Ige told members of the Hawaii Society of Business Professionals at the Ala Moana Hotel on Thursday that he vetoed a bill similar to SB 1292 in 2016 “because I felt that it would hide and shield and facilitate more illegal rentals and keep them out of view because the platform would insert itself in between. And so I’m encouraged by the City Council taking action on both of those measures to do a better job of regulating vacation rentals.”

The governor said the illegal rentals are having an impact on the availability of housing in Hawaii. “It doesn’t take a rocket scientist to figure out that as people are acquiring properties for the business of running a short-term rental, that it takes inventory out of our community.”
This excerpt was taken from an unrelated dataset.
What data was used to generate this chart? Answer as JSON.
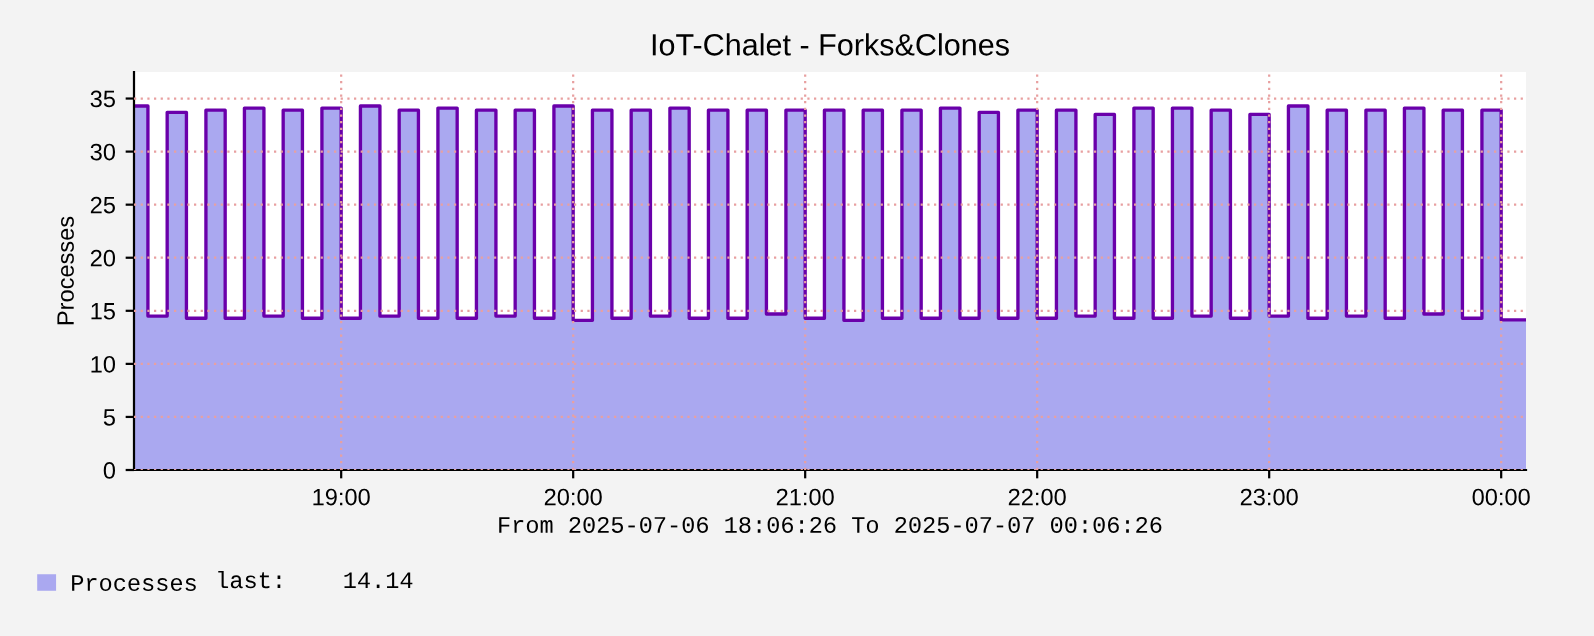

Caldwell said he is again urging Ige to veto the bill because there’s no specific information requiring the state to share the tax information it receives from platform companies with the counties.

The Senate bill requires the platform companies to report the names, addresses, tax ID numbers and other information of operators. The bill also says “all returns and other information provided by a tax collection agent shall be confidential, and disclosure thereof shall be prohibited.”

The state attorneys’ advisory letter did not address the issue specifically.

The state and county should be sharing information, he said. “We know who’s paying real property tax, and we know who’s getting a homeowner exemption or doesn’t,” he said. “We have information on ownership. The state has information on income generated from real property. And if we blend the two together, it helps us crack down on illegal activity in the vacation rental industry.”

Caldwell said he does not believe the act of paying taxes makes a business legal. “Al Capone went to prison for tax evasion, not for bootlegging or murdering people,” he said.